Now, onto the rest of the score, which is the meat on the bones I’m most interested in. The remaining tracks are listed in order of episode, with anything from two pieces (Whitey’s on the Moon) to 13 (A History of Violence) representing each instalment. I really expected to love this collection. I’m a huge admirer of the literary works of H.P. Lovecraft, and assumed that the music would be eerie and otherworldly enough to fit the master wordsmith and his very distinct Elder Gods (including The Cthulhu Mythos), inducing sights and experiences which bring characters to the edge of madness and beyond.
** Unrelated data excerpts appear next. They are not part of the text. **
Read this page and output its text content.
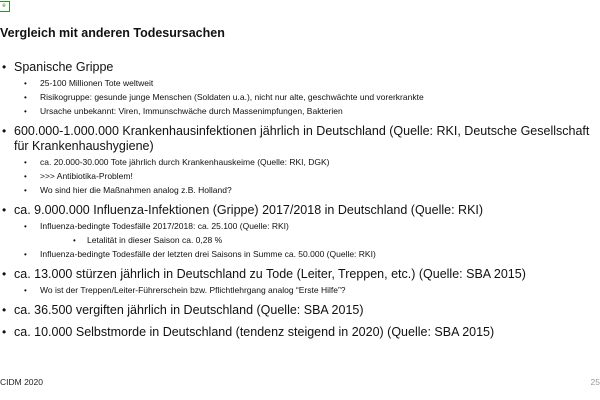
e
Vergleich mit anderen Todesursachen
• Spanische Grippe
• 25-100 Millionen Tote weltweit
• Risikogruppe: gesunde junge Menschen (Soldaten u.a.), nicht nur alte, geschwächte und vorerkrankte
• Ursache unbekannt: Viren, Immunschwäche durch Massenimpfungen, Bakterien
• 600.000-1.000.000 Krankenhausinfektionen jährlich in Deutschland (Quelle: RKI, Deutsche Gesellschaft für Krankenhaushygiene)
• ca. 20.000-30.000 Tote jährlich durch Krankenhauskeime (Quelle: RKI, DGK)
• >>> Antibiotika-Problem!
• Wo sind hier die Maßnahmen analog z.B. Holland?
• ca. 9.000.000 Influenza-Infektionen (Grippe) 2017/2018 in Deutschland (Quelle: RKI)
• Influenza-bedingte Todesfälle 2017/2018: ca. 25.100 (Quelle: RKI)
• Letalität in dieser Saison ca. 0,28 %
• Influenza-bedingte Todesfälle der letzten drei Saisons in Summe ca. 50.000 (Quelle: RKI)
• ca. 13.000 stürzen jährlich in Deutschland zu Tode (Leiter, Treppen, etc.) (Quelle: SBA 2015)
• Wo ist der Treppen/Leiter-Führerschein bzw. Pflichtlehrgang analog “Erste Hilfe”?
• ca. 36.500 vergiften jährlich in Deutschland (Quelle: SBA 2015)
• ca. 10.000 Selbstmorde in Deutschland (tendenz steigend in 2020) (Quelle: SBA 2015)
CIDM 2020	25
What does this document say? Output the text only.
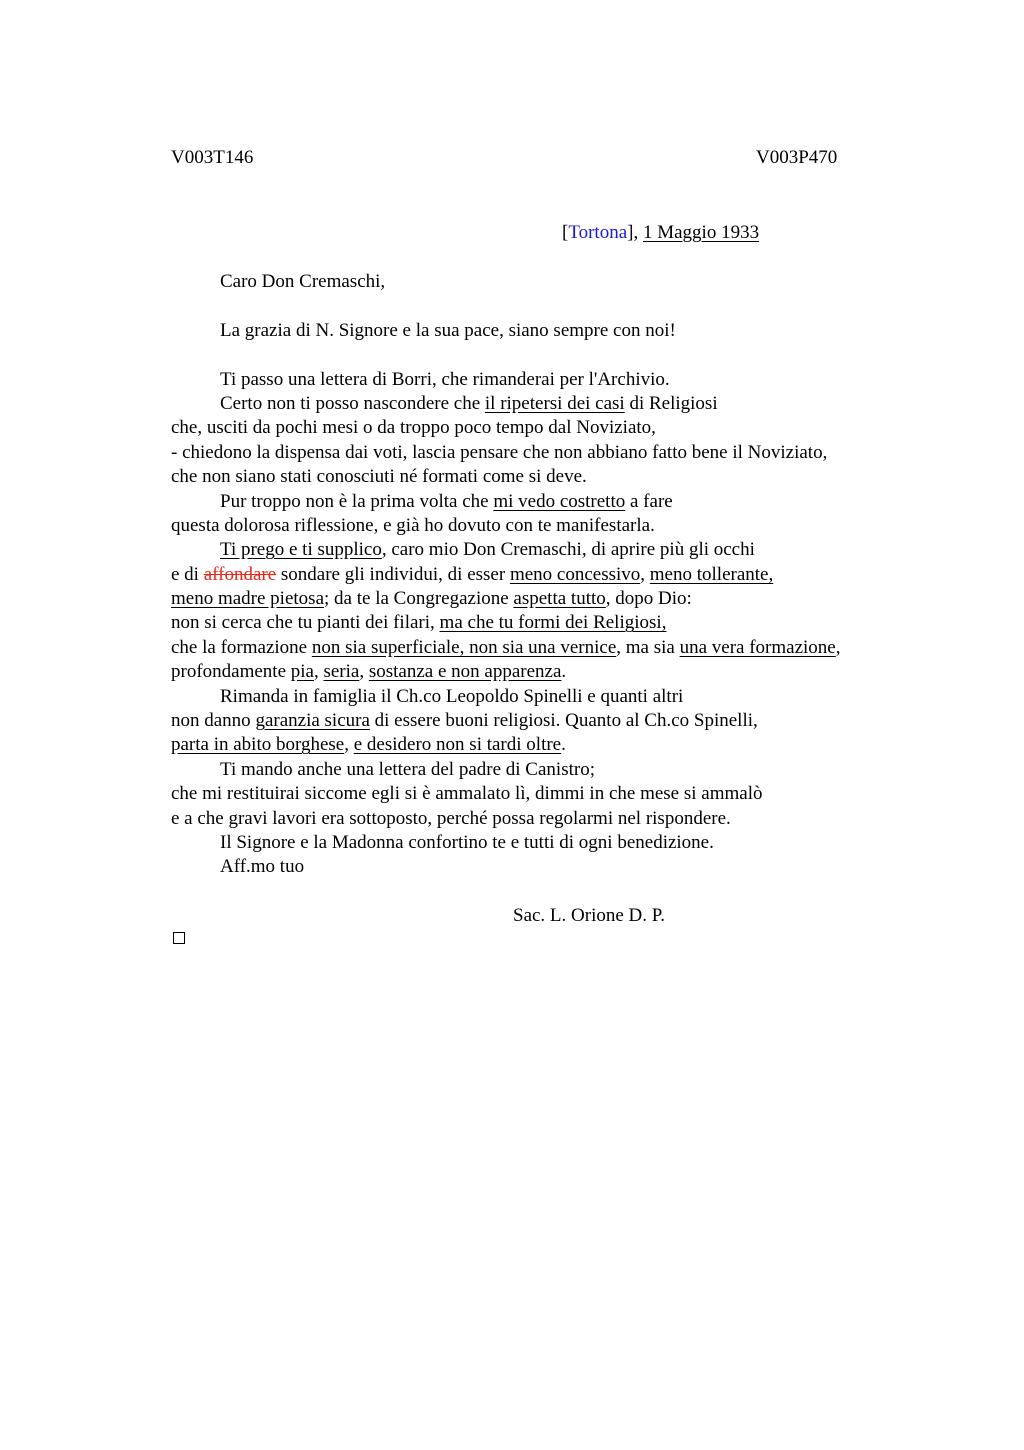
V003T146	V003P470
[Tortona], 1 Maggio 1933
Caro Don Cremaschi,
La grazia di N. Signore e la sua pace, siano sempre con noi!
Ti passo una lettera di Borri, che rimanderai per l'Archivio.
Certo non ti posso nascondere che il ripetersi dei casi di Religiosi
che, usciti da pochi mesi o da troppo poco tempo dal Noviziato,
- chiedono la dispensa dai voti, lascia pensare che non abbiano fatto bene il Noviziato,
che non siano stati conosciuti né formati come si deve.
Pur troppo non è la prima volta che mi vedo costretto a fare
questa dolorosa riflessione, e già ho dovuto con te manifestarla.
Ti prego e ti supplico, caro mio Don Cremaschi, di aprire più gli occhi
e di affondare sondare gli individui, di esser meno concessivo, meno tollerante,
meno madre pietosa; da te la Congregazione aspetta tutto, dopo Dio:
non si cerca che tu pianti dei filari, ma che tu formi dei Religiosi,
che la formazione non sia superficiale, non sia una vernice, ma sia una vera formazione,
profondamente pia, seria, sostanza e non apparenza.
Rimanda in famiglia il Ch.co Leopoldo Spinelli e quanti altri
non danno garanzia sicura di essere buoni religiosi. Quanto al Ch.co Spinelli,
parta in abito borghese, e desidero non si tardi oltre.
Ti mando anche una lettera del padre di Canistro;
che mi restituirai siccome egli si è ammalato lì, dimmi in che mese si ammalò
e a che gravi lavori era sottoposto, perché possa regolarmi nel rispondere.
Il Signore e la Madonna confortino te e tutti di ogni benedizione.
Aff.mo tuo
Sac. L. Orione D. P.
In the same way it has proved extremely difficult to sufficiently adapt his words and situations to the big screen with any real conviction, similarly, the precise fitting music proves elusive. There is nothing aesthetically wrong with this score; it’s simply that it conforms to standard horror tropes. 'Ardham' from the episode Sundown is intriguing and suspenseful; 'Sundown Town' has horror movie edginess; 'Shoggoth Attack' has a chase-like eerie bugle and percussion; 'Museum Break-in' from A History of Violence has good use of cello and woodwind; 'The Pendulum' wrings-out some tension; and 'Mummy Transforms' uses a cacophony of noises to emulate terror. Perhaps I’m expecting too much, but it doesn’t do justice to the man in the same way that Metal band Rage did with the classic albums Black in Mind, and End of All Days.

Furthermore, the vast majority of these tracks are relatively short. It would have been great to have had some much longer suites to showcase the undoubted ability of the composers, and to obtain a fuller understanding of the direction and atmosphere of each piece.